Luiz Felipe Scolari’s Evergrande are top of the table but he appears under threat with Marcello Lippi, who masterminded the club’s 2013 AFC Champions League victory, tipped to return.

Among this season’s departures was former Juventus and Japan coach Alberto Zaccheroni, who lasted barely two months at Beijing Guoan before fan protests cut short his reign.

Former Chelsea player Dan Petrescu was dumped by big-spending Jiangsu Suning in June, and ex-Brazil boss Mano Menezes lasted just six months at Shandong Luneng before making way for Magath.

– From Gazza to Cannavaro –

It perpetuates an attitude of “short-termism” in Chinese football, both among clubs and foreign managers, said China-based Christopher Atkins, a football agent for RWMG Sports.

“Clubs demand immediate success and when it doesn’t arrive, good managers are easily discarded and written off as failures,” he said, adding that managers also find living in China a challenge.

“Not everybody finds life in the country straightforward… Therefore it is often seen as a short-term money-earner but little more,” Atkins said.

Paul Gascoigne tried his luck during a short-lived spell as Gansu Tianma’s player-coach in 2003, and the annals of Chinese football are littered with brief tenures which came to an abrupt end.

France’s Jean Tigana became one of Shanghai Shenhua’s incredible 27 managerial casualties in the last 22 years when he was sacked only a month into the 2012 season.

However, in a communications breakdown Tigana wasn’t informed of the club’s decision, which only became clear when he was prevented from boarding the team bus en route to a game.

Tigana made his own way to the stadium, but was later pictured hailing a cab and leaving before the match started, with the manager-less Shenhua bench empty save for substitutes.

Evergrande are similarly ruthless, booting out South Korea’s Lee Jang-Soo and replacing him with Lippi after he had won two consecutive league titles and steered them into the 2012 Champions League knock-out rounds. 

After Lippi quit Guangzhou last year, former world player of the year Fabio Cannavaro lasted just six months before he was dumped in favour of Scolari, with the club at the top of the table.

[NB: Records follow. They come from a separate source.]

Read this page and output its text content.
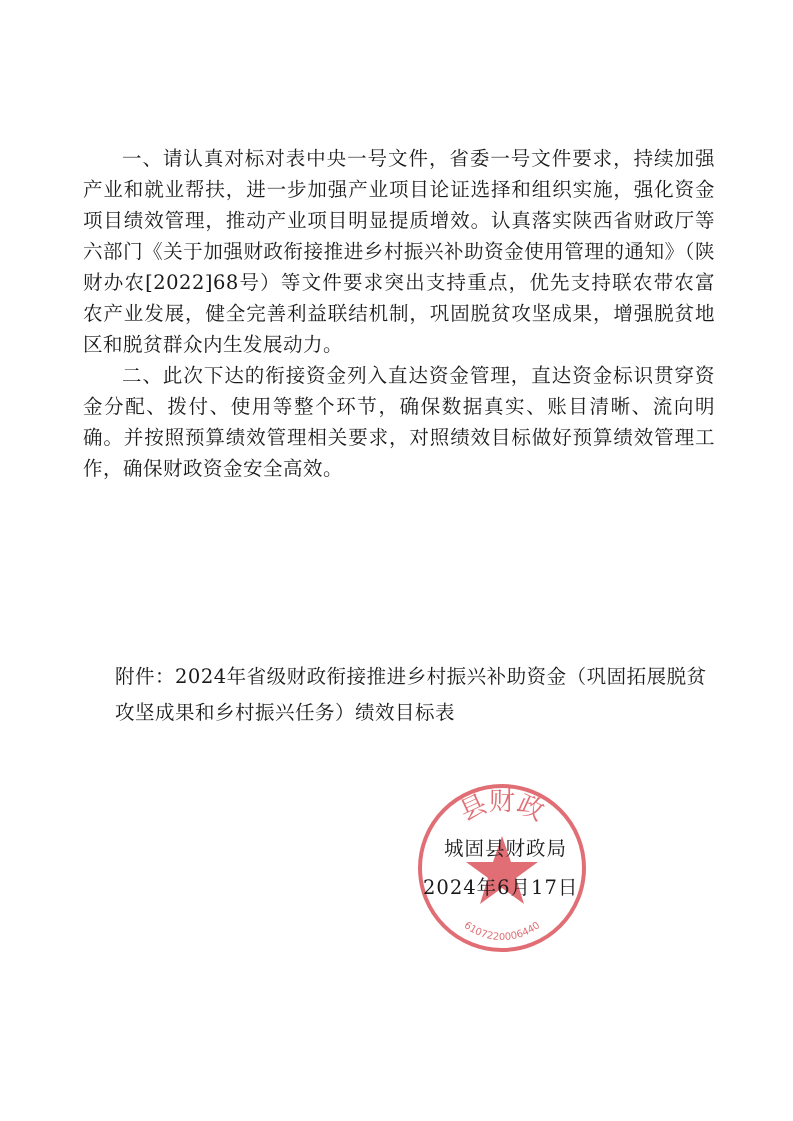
一、请认真对标对表中央一号文件，省委一号文件要求，持续加强产业和就业帮扶，进一步加强产业项目论证选择和组织实施，强化资金项目绩效管理，推动产业项目明显提质增效。认真落实陕西省财政厅等六部门《关于加强财政衔接推进乡村振兴补助资金使用管理的通知》（陕财办农[2022]68号）等文件要求突出支持重点，优先支持联农带农富农产业发展，健全完善利益联结机制，巩固脱贫攻坚成果，增强脱贫地区和脱贫群众内生发展动力。

二、此次下达的衔接资金列入直达资金管理，直达资金标识贯穿资金分配、拨付、使用等整个环节，确保数据真实、账目清晰、流向明确。并按照预算绩效管理相关要求，对照绩效目标做好预算绩效管理工作，确保财政资金安全高效。

附件：2024年省级财政衔接推进乡村振兴补助资金（巩固拓展脱贫攻坚成果和乡村振兴任务）绩效目标表
县财政
6107220006440
城固县财政局
2024年6月17日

Expectations will be similarly high for Pellegrini at Hebei, one of China’s big spenders who have splashed out on Argentina’s Ezequiel Lavezzi and Ivorian forward Gervinho this year.

Radomir Antic, who coached both Real Madrid and Barcelona before a truncated spell at Hebei last year, warned Pellegrini would be walking a tight-rope at the club.

“The leaders will not hesitate when it comes to deciding changes if they see that the team’s needs are different,” he told Chilean daily El Mercurio.

“That happened to me and my successor (China’s Li Tie) and it could happen to Manuel.”

In a reminder of the logistical difficulties that can arise in China, Guardiola and Mourinho were scheduled to hold their first derby in Beijing in July — before the game at the Bird’s Nest was called off over an unplayable pitch.